The vessel is dealing with a high infection rate and we have already had Australians, and members of the crew, taken off the vessel who are hospitalised in Montevideo. So we are working very closely to try to finalise this charter flight as soon as possible and to ensure that the maximum number of Australians who are on that vessel are able to fly. I would hope that is as close to all of them as possible, notwithstanding that we do have some in the hospital and they, of course, have spouses who have been with them on their travel. Those sorts of things will have to be taken into account.

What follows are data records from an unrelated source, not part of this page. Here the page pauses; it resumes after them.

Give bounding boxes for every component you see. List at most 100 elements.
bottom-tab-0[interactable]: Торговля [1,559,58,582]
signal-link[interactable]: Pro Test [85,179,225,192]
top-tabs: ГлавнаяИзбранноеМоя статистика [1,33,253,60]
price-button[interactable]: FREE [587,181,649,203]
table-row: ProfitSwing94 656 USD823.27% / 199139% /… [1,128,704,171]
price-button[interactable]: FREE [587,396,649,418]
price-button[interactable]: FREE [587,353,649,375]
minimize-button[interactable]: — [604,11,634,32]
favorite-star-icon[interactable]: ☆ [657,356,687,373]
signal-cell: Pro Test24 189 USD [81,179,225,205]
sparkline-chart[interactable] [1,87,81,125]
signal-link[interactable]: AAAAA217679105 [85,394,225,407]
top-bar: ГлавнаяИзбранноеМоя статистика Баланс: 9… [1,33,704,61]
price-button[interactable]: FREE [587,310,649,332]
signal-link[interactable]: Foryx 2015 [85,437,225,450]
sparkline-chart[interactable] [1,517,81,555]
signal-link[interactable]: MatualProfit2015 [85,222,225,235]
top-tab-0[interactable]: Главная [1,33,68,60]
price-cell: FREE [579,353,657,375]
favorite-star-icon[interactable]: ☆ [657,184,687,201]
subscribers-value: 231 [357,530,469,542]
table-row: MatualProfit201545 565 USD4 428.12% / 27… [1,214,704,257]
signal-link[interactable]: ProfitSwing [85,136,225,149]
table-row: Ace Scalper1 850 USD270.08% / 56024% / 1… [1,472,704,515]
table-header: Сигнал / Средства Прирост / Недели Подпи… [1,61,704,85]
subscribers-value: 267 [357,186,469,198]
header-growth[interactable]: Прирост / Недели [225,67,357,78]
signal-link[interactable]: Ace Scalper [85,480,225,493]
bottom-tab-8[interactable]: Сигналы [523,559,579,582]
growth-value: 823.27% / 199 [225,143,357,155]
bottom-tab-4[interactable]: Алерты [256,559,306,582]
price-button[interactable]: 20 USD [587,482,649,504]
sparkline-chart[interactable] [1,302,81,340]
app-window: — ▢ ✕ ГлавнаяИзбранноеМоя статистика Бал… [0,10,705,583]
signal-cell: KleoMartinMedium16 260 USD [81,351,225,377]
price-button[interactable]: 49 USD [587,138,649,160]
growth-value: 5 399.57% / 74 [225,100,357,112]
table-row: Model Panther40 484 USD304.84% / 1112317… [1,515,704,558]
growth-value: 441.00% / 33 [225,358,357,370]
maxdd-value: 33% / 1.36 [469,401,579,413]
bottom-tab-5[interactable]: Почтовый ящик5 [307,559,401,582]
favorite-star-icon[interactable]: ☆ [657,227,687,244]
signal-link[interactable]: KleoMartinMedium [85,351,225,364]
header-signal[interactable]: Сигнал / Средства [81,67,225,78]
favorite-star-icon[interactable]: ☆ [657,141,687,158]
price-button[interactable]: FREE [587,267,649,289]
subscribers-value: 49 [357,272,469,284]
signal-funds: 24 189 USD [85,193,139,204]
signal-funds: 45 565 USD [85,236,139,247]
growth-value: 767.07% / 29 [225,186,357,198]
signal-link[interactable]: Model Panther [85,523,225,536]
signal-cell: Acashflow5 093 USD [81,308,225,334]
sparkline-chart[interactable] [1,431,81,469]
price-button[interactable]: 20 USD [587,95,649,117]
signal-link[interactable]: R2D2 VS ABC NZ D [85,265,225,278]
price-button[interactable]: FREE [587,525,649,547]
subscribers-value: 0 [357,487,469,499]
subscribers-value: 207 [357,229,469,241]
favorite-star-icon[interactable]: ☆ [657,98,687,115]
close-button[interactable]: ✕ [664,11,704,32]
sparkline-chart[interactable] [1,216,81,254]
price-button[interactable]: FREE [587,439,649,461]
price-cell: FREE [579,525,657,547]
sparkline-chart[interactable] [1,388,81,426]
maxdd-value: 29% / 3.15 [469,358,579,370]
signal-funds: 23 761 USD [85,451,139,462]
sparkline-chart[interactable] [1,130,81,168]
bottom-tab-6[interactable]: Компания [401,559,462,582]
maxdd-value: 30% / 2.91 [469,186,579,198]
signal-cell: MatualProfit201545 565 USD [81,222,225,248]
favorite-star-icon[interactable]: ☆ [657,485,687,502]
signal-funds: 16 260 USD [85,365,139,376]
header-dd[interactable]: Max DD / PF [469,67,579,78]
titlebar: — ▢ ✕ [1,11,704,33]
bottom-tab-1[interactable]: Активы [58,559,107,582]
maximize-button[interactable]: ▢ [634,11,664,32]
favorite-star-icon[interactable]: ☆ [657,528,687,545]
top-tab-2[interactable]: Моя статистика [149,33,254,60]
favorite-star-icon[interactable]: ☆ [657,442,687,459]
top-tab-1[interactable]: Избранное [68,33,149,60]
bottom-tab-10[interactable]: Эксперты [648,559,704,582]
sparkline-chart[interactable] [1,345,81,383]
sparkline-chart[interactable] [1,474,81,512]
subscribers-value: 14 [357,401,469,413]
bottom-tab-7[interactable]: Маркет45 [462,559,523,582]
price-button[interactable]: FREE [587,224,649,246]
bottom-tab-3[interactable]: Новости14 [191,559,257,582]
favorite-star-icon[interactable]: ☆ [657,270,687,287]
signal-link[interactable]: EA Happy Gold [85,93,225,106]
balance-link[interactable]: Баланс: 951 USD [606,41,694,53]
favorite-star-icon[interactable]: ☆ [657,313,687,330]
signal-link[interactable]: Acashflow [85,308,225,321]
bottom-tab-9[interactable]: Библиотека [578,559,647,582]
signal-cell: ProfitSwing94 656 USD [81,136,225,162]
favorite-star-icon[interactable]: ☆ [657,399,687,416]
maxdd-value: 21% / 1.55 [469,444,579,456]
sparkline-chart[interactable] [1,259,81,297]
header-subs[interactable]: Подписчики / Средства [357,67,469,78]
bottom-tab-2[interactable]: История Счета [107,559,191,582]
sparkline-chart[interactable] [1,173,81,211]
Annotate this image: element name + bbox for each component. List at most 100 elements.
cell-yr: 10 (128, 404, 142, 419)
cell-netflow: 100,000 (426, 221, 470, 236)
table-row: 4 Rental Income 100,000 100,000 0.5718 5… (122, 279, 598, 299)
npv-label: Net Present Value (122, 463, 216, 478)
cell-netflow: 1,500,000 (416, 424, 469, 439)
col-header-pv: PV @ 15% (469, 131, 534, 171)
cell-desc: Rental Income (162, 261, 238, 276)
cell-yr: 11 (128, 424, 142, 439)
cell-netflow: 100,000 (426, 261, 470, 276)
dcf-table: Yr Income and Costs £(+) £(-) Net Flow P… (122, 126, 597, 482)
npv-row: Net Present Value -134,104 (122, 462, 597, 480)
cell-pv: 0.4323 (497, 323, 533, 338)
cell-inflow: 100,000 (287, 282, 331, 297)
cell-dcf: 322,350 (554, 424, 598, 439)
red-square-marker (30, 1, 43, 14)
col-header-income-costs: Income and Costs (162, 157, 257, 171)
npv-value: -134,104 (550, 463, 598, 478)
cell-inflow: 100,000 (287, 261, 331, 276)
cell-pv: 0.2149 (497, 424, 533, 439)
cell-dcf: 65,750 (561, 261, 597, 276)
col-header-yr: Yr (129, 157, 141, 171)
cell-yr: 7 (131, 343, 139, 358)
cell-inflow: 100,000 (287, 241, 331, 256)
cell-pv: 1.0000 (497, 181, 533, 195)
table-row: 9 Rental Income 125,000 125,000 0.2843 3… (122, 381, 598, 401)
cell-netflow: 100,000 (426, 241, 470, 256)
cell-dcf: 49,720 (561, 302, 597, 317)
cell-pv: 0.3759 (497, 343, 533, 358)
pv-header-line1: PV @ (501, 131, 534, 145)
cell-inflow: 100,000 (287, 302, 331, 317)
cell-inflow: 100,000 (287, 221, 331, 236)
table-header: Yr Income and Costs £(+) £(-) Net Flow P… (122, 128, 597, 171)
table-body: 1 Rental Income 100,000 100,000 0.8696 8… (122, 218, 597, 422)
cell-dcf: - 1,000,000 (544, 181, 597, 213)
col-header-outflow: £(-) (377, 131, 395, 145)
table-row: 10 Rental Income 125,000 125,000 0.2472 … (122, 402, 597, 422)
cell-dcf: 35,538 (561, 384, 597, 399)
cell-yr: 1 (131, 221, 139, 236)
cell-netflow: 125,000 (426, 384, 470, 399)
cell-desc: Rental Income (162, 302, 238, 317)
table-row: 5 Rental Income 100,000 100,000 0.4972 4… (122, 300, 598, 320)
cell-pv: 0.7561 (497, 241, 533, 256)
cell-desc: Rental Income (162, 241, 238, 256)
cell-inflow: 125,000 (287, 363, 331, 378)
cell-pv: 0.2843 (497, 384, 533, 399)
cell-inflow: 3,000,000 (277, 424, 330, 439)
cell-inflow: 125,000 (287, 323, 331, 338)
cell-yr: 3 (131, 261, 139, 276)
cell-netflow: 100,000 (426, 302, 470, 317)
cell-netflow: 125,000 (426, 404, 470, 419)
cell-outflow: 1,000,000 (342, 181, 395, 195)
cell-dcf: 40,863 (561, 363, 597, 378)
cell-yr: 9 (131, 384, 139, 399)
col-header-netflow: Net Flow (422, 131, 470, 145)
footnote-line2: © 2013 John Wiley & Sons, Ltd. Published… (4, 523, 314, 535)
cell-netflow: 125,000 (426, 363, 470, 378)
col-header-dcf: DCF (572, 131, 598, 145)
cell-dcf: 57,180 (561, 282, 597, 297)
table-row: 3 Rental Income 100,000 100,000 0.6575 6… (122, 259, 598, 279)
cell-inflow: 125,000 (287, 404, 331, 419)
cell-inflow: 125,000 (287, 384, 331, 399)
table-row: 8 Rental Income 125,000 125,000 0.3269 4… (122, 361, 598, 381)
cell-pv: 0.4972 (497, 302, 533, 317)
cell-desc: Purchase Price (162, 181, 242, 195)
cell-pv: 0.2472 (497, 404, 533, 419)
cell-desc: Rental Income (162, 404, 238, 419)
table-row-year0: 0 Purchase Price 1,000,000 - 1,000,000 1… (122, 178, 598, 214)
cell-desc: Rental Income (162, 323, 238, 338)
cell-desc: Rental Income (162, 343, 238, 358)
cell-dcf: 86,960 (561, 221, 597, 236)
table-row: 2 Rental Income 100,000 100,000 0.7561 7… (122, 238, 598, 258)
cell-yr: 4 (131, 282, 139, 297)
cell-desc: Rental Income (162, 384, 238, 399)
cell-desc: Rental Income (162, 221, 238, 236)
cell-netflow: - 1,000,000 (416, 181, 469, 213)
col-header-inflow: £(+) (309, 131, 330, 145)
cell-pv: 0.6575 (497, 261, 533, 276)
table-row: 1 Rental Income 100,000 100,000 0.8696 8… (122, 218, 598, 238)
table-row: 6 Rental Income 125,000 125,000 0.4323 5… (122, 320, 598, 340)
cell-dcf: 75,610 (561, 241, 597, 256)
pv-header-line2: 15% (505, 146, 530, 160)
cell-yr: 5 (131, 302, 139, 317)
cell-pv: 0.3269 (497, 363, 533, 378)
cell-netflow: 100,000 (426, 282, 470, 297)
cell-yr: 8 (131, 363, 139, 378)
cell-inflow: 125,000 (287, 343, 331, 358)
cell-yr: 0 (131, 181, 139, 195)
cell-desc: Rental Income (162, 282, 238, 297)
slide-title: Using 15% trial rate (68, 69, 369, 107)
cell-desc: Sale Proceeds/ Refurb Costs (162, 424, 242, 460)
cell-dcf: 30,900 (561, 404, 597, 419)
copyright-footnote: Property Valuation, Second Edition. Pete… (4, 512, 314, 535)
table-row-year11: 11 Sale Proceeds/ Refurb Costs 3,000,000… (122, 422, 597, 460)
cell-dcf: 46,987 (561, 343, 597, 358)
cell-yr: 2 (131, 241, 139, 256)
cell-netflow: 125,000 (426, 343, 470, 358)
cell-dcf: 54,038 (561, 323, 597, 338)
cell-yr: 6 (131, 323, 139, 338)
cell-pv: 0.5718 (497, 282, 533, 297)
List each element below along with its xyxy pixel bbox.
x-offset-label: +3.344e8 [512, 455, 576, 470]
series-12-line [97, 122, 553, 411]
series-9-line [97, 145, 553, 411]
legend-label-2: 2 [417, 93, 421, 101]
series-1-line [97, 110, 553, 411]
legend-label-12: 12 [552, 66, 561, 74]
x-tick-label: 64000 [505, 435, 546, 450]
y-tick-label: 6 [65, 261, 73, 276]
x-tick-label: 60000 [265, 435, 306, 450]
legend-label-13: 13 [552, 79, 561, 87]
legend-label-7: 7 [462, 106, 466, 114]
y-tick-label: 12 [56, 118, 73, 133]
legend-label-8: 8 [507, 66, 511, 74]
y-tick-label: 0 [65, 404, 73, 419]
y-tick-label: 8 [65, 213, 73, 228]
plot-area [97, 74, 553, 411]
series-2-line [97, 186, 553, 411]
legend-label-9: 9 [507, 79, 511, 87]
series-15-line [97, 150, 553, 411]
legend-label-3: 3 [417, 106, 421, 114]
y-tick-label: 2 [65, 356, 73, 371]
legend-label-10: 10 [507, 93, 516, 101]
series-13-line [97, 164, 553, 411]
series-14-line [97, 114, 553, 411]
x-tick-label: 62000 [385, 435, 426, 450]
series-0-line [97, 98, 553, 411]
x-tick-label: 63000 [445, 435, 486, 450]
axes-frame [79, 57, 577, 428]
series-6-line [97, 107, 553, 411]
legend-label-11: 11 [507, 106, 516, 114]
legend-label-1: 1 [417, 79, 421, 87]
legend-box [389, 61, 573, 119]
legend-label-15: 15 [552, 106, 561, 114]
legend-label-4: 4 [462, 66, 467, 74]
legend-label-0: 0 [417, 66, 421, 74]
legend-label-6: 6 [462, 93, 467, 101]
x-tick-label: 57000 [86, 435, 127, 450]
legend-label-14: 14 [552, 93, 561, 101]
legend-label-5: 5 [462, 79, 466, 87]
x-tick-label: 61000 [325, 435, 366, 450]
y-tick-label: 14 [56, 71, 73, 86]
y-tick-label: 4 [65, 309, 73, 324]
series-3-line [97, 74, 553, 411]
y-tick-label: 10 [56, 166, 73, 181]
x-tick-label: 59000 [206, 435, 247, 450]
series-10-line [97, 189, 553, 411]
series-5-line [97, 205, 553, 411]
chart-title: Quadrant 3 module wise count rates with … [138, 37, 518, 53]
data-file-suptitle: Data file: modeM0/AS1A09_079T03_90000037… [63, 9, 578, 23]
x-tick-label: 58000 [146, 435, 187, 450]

But for us, the health, the welfare procedures and clearances that we are working through with the Uruguay Government are very important in making sure that we support Aurora to get them home.

Deborah Knight:
Yeah. Gee, it's a challenge isn't it, with all the Aussies all around the globe…

Marise Payne:
Indeed.

Deborah Knight:
They say that we do like to travel and it's played out in the numbers of Aussies who are still overseas, wanting to get back to their shores. But well done on the efforts on getting them home safely.

Marise Payne:
Thanks Deb. Our aim has absolutely been to get Australians home in a way that's safe for them and also safe for Australians in Australia. We're very conscious of both of those imperatives.

Deborah Knight:
Alright. Thanks for jumping on the line. Foreign Minister there, Marise Payne.